Harmon Mims was born in 1905 and lived a life far from the “proverbial rut,” more like an adventure novel. He enthusiastically embraced learning and changed directions when opportunities presented themselves, and each opportunity developed a new facet of a remarkable life.                                                                                                                 
              As a youngster in Prattville, Harmon had a dream to join the circus and walk the wire. So he taught himself the art of funambulism (wire walking) on his mother’s clothesline. When he moved to Sylacauga at age fifteen to live with his Aunt Emma Mims in her boarding house in Mignon and attend school and work part-time at Avondale Mills, he put up a wire near the Avondale Mills Warehouse and continued to practice. This was in addition to playing football and becoming the quarterback and captain of the team at B.B. Comer School.  Following the examples of famous circus performers, Harmon had the desire to make his act more daring and spectacular so he taught himself to play the trumpet and saxophone so that he could play music as he walked the wire.
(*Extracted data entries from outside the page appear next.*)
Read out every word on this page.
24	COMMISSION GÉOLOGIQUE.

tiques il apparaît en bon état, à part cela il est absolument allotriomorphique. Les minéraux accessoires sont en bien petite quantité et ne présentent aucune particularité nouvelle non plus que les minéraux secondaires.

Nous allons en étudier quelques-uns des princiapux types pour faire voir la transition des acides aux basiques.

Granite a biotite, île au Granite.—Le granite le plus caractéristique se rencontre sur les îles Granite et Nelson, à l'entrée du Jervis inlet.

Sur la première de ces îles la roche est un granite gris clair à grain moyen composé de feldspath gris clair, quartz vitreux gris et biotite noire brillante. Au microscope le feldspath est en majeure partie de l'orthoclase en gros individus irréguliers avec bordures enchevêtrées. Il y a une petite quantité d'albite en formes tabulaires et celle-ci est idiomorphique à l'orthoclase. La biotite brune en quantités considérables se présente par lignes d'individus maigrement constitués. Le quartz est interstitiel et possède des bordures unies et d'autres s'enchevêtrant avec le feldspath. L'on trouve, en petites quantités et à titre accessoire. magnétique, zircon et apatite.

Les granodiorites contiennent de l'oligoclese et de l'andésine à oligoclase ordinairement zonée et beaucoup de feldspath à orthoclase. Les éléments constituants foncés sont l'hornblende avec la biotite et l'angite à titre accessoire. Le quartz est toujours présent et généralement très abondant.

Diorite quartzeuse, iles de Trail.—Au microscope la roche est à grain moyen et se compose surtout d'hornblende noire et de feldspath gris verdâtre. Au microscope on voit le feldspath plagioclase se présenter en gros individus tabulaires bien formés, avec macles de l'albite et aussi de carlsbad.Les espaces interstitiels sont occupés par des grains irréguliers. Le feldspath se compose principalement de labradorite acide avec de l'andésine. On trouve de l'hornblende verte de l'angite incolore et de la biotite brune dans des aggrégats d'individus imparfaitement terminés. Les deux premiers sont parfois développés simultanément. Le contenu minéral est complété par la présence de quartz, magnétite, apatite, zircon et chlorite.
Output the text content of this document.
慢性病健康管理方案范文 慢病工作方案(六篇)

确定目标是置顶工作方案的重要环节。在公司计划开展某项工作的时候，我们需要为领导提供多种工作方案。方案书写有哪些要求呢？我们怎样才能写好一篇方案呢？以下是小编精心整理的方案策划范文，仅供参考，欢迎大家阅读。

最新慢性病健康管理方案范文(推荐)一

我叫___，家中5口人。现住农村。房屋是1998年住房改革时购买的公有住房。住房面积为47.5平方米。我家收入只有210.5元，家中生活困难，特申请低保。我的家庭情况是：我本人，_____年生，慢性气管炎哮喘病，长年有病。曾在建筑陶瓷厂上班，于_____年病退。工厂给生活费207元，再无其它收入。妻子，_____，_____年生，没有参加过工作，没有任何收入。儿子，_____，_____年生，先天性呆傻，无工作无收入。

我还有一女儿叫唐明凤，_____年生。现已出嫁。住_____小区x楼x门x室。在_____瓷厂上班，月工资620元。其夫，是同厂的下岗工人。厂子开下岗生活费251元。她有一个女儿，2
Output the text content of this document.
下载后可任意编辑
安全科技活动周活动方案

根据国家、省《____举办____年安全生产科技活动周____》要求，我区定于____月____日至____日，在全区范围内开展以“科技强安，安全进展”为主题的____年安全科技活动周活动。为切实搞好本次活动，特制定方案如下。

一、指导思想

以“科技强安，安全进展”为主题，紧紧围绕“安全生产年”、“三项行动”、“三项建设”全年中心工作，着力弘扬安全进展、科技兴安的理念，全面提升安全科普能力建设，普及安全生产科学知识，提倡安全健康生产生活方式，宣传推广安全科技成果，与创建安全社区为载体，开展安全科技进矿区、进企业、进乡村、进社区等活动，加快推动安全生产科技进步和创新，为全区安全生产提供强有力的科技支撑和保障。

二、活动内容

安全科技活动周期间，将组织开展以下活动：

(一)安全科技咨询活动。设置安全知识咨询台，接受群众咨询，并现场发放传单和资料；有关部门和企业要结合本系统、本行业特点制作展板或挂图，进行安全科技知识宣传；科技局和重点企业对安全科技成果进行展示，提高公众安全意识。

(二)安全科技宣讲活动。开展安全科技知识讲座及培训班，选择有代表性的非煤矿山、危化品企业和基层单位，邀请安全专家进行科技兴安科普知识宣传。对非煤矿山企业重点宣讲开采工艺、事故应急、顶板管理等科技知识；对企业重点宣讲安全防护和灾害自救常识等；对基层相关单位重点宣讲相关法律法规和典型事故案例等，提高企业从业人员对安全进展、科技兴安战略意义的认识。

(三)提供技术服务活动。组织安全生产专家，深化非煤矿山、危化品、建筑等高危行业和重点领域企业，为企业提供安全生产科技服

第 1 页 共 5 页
This in addition to changing clothes as he walked attracted attention, and he performed at various variety shows around Sylacauga that Avondale Mills sponsored.                                                                                                                                    
             Sallie Howell had been a member of the Mignon Band since she was ten years old; and after their marriage in 1924, Harmon joined, too. He played the bass drum while Sallie continued to play the trumpet. Sally toured with Marge Rainey’s Rhythmetts, an all-female orchestra from Nashville, and also worked in the old Central Mill; but because she was so tiny, she had to have help getting her yarn off the frames. The Mignon band traveled to Florida to entertain there; and Harmon continued to walk the wire. This led to a job offer for Harmon to be Band Director for the Avondale Mills Band. It was not until his first child, Mary, was born that a circus offer finally came for Harmon; but this husband and father turned it down.                          
                 After the Mignon Band was invited to Sycamore to play, Harmon was offered a job operating the Sycamore company store owned by Cecil Mizzell and Sallie, a job in Sycamore’s Avondale Kindergarten. Hugh Comer asked him to come be the Band Director for the Sycamore Band. The band room was next to the store so Mr. Comer often came to band practice and babysat with Sara Mims during practice. Public variety shows that included patriotic and swing music became special events on Tuesday evenings at the band hall; and Harmon was not only the Band Master, but also the Toast Master.                                                                                             
               In 1942 the Mims family moved to Sylacauga and continued working with the Mignon Band. Harmon had a swing band called “Harmon Mims and the Harmonies,” that included the very talented Mary; but the entire family was active in all of his band and music activities. Sara Ann was the mascot for the Mignon and Sycamore Bands, a majorette for the B.B. Comer Band and later a Sylacauga High School majorette.                                                                                    
               Harmon Mims started making pictures because his bands would perform for war bond drives and other activities, and there was never a photographer available. He bought a Speed Graphic camera from a serviceman who was going overseas and began taking the pictures himself. He bought darkroom supplies and began developing his own pictures in a small room in Beverly Hall. In 1945 he purchased his first studio at 105 ½ North Broadway, with money he had saved from buying war bonds. His final studio was 533 North Broadway next to Atkinson Real Estate.                                                                                                                                               
             Sallie was his number one supporter, and they were a team in the photography business. They had talented artists like Judy Hartsfield and Betty Gallman working on beautiful oil portraits, and even Don Smith worked there, too. Harmon’s granddaughter, Yebbie Price Copeland, has wonderful memories of developing pictures, re-touching negatives, and tinting, and framing pictures. Yebbie remembers Harmon’s work ethic of doing quality work because he realized that pictures are indeed treasures of a time that would be otherwise lost forever.          
                                                            Harmon Mims, what a man! What a life! Each phase of his life led to another- from student, to wire-walker to football captain to musician, to orchestra leader, to band director, to photographer, he excelled in them all. In his private life, he was an animal whisperer, always having a variety of animals as pets including a rooster named Rooter. Probably most important of all, Harmon was a good Dad and granddad. Because of that, his daughter, Sara Mims Price, and his granddaughter, Yebbie Price Copeland wants his legacy to continue. Special thanks to them for giving us this special look at the Picture Man!